Detrás de ellos, los patrulleros se detenían haciendo que los neumáticos chirriaran mientras bajaban oficiales agitando armas, gritando órdenes y tomando posiciones detrás de las puertas abiertas de los vehículos. Wolfe tuvo el buen sentido común de arrojar al suelo la pistola de la detective y levantar las manos en una rendición que no era en lo más mínimo necesaria.

Jennifer, sin embargo, parecía no escuchar ni ver otra cosa que no fuera la respiración ronca que provenía del anciano. Le cogió la mano y la apretó con fuerza, como si pudiera pasarle un poco de su propia juventud simplemente a través de la piel.

Adrián abrió y cerró los ojos nublados para luego dejarlos abiertos y mirarla como un hombre que despierta de una larga siesta, sin saber muy bien si seguía soñando. Sonrió.

– Hola-susurró-. ¿Quién eres?

Epílogo

El día del último poema

E1 profesor Roger Parsons leyó todo el trabajo de final de semestre, luego lo leyó por segunda vez, y finalmente escribió, con lápiz rojo, «Sobresaliente, señorita Riggins», al final de la última página. Se tomó un segundo para pensar lo que iba a escribir después. Tenía la mirada en el cartel de la película El silencio de los corderos, enmarcado, auto-grafiado y colgado en la pared de su oficina. Había estado dando su curso de Introducción a la Psicología Anormal para posibles candidatos a especialistas en Psicología durante casi veintidós años, y no podía recordar un trabajo final mejor. El título era Conducta auto destructiva en jóvenes adolescentes y la señorita Riggins había deconstruido varios tipos de actividades antisociales comunes entre los adolescentes y las había ubicado en matrices psicológicas que estaban mucho más elaboradas de lo que él podía esperar de un estudiante de primer año.

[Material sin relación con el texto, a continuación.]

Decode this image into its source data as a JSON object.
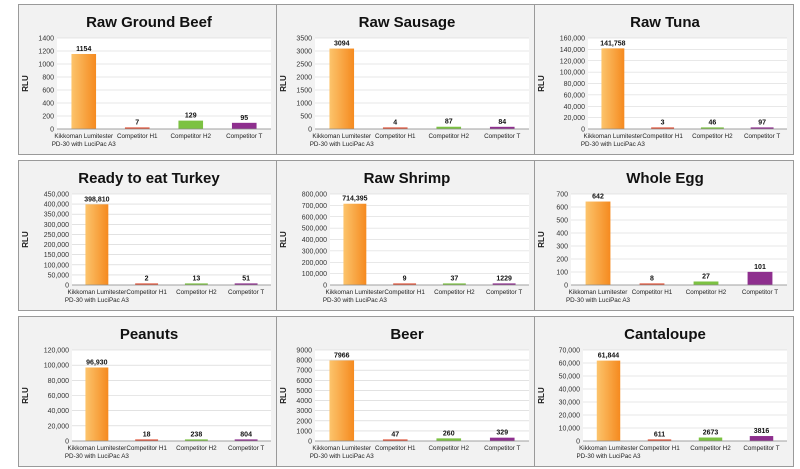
{
  "chart_data": [
    {
      "type": "bar",
      "title": "Raw Ground Beef",
      "ylabel": "RLU",
      "ylim": [
        0,
        1400
      ],
      "yticks": [
        "0",
        "200",
        "400",
        "600",
        "800",
        "1000",
        "1200",
        "1400"
      ],
      "categories": [
        [
          "Kikkoman Lumitester",
          "PD-30 with LuciPac A3"
        ],
        [
          "Competitor H1"
        ],
        [
          "Competitor H2"
        ],
        [
          "Competitor T"
        ]
      ],
      "values": [
        1154,
        7,
        129,
        95
      ],
      "labels": [
        "1154",
        "7",
        "129",
        "95"
      ]
    },
    {
      "type": "bar",
      "title": "Raw Sausage",
      "ylabel": "RLU",
      "ylim": [
        0,
        3500
      ],
      "yticks": [
        "0",
        "500",
        "1000",
        "1500",
        "2000",
        "2500",
        "3000",
        "3500"
      ],
      "categories": [
        [
          "Kikkoman Lumitester",
          "PD-30 with LuciPac A3"
        ],
        [
          "Competitor H1"
        ],
        [
          "Competitor H2"
        ],
        [
          "Competitor T"
        ]
      ],
      "values": [
        3094,
        4,
        87,
        84
      ],
      "labels": [
        "3094",
        "4",
        "87",
        "84"
      ]
    },
    {
      "type": "bar",
      "title": "Raw Tuna",
      "ylabel": "RLU",
      "ylim": [
        0,
        160000
      ],
      "yticks": [
        "0",
        "20,000",
        "40,000",
        "60,000",
        "80,000",
        "100,000",
        "120,000",
        "140,000",
        "160,000"
      ],
      "categories": [
        [
          "Kikkoman Lumitester",
          "PD-30 with LuciPac A3"
        ],
        [
          "Competitor H1"
        ],
        [
          "Competitor H2"
        ],
        [
          "Competitor T"
        ]
      ],
      "values": [
        141758,
        3,
        46,
        97
      ],
      "labels": [
        "141,758",
        "3",
        "46",
        "97"
      ]
    },
    {
      "type": "bar",
      "title": "Ready to eat Turkey",
      "ylabel": "RLU",
      "ylim": [
        0,
        450000
      ],
      "yticks": [
        "0",
        "50,000",
        "100,000",
        "150,000",
        "200,000",
        "250,000",
        "300,000",
        "350,000",
        "400,000",
        "450,000"
      ],
      "categories": [
        [
          "Kikkoman Lumitester",
          "PD-30 with LuciPac A3"
        ],
        [
          "Competitor H1"
        ],
        [
          "Competitor H2"
        ],
        [
          "Competitor T"
        ]
      ],
      "values": [
        398810,
        2,
        13,
        51
      ],
      "labels": [
        "398,810",
        "2",
        "13",
        "51"
      ]
    },
    {
      "type": "bar",
      "title": "Raw Shrimp",
      "ylabel": "RLU",
      "ylim": [
        0,
        800000
      ],
      "yticks": [
        "0",
        "100,000",
        "200,000",
        "300,000",
        "400,000",
        "500,000",
        "600,000",
        "700,000",
        "800,000"
      ],
      "categories": [
        [
          "Kikkoman Lumitester",
          "PD-30 with LuciPac A3"
        ],
        [
          "Competitor H1"
        ],
        [
          "Competitor H2"
        ],
        [
          "Competitor T"
        ]
      ],
      "values": [
        714395,
        9,
        37,
        1229
      ],
      "labels": [
        "714,395",
        "9",
        "37",
        "1229"
      ]
    },
    {
      "type": "bar",
      "title": "Whole Egg",
      "ylabel": "RLU",
      "ylim": [
        0,
        700
      ],
      "yticks": [
        "0",
        "100",
        "200",
        "300",
        "400",
        "500",
        "600",
        "700"
      ],
      "categories": [
        [
          "Kikkoman Lumitester",
          "PD-30 with LuciPac A3"
        ],
        [
          "Competitor H1"
        ],
        [
          "Competitor H2"
        ],
        [
          "Competitor T"
        ]
      ],
      "values": [
        642,
        8,
        27,
        101
      ],
      "labels": [
        "642",
        "8",
        "27",
        "101"
      ]
    },
    {
      "type": "bar",
      "title": "Peanuts",
      "ylabel": "RLU",
      "ylim": [
        0,
        120000
      ],
      "yticks": [
        "0",
        "20,000",
        "40,000",
        "60,000",
        "80,000",
        "100,000",
        "120,000"
      ],
      "categories": [
        [
          "Kikkoman Lumitester",
          "PD-30 with LuciPac A3"
        ],
        [
          "Competitor H1"
        ],
        [
          "Competitor H2"
        ],
        [
          "Competitor T"
        ]
      ],
      "values": [
        96930,
        18,
        238,
        804
      ],
      "labels": [
        "96,930",
        "18",
        "238",
        "804"
      ]
    },
    {
      "type": "bar",
      "title": "Beer",
      "ylabel": "RLU",
      "ylim": [
        0,
        9000
      ],
      "yticks": [
        "0",
        "1000",
        "2000",
        "3000",
        "4000",
        "5000",
        "6000",
        "7000",
        "8000",
        "9000"
      ],
      "categories": [
        [
          "Kikkoman Lumitester",
          "PD-30 with LuciPac A3"
        ],
        [
          "Competitor H1"
        ],
        [
          "Competitor H2"
        ],
        [
          "Competitor T"
        ]
      ],
      "values": [
        7966,
        47,
        260,
        329
      ],
      "labels": [
        "7966",
        "47",
        "260",
        "329"
      ]
    },
    {
      "type": "bar",
      "title": "Cantaloupe",
      "ylabel": "RLU",
      "ylim": [
        0,
        70000
      ],
      "yticks": [
        "0",
        "10,000",
        "20,000",
        "30,000",
        "40,000",
        "50,000",
        "60,000",
        "70,000"
      ],
      "categories": [
        [
          "Kikkoman Lumitester",
          "PD-30 with LuciPac A3"
        ],
        [
          "Competitor H1"
        ],
        [
          "Competitor H2"
        ],
        [
          "Competitor T"
        ]
      ],
      "values": [
        61844,
        611,
        2673,
        3816
      ],
      "labels": [
        "61,844",
        "611",
        "2673",
        "3816"
      ]
    }
  ],
  "colors": {
    "bar_fills": [
      "url(#grad-orange)",
      "#e0533a",
      "#7cc242",
      "#8e2f8e"
    ],
    "orange_light": "#fcc46c",
    "orange_dark": "#f58a1f",
    "grid": "#d0d0d0",
    "axis": "#8a8a8a",
    "panel_bg": "#f2f2f2",
    "plot_bg": "#ffffff"
  }
}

La joven, sentada siempre en la primera fila del aula, la primera en hacer preguntas rápidas y acertadas al final de cada clase, evidentemente había leído todos los artículos sugeridos y muchos más libros de los que él había puesto en la lista del programa de estudios del curso. De modo que escribió: «Por favor, venga a verme en cuanto pueda para hablar de su futuro en la carrera de Psicología. Además, tal vez le interese realizar prácticas clínicas en verano. Generalmente esto es para estudiantes de cursos superiores, pero podríamos hacer una excepción esta vez».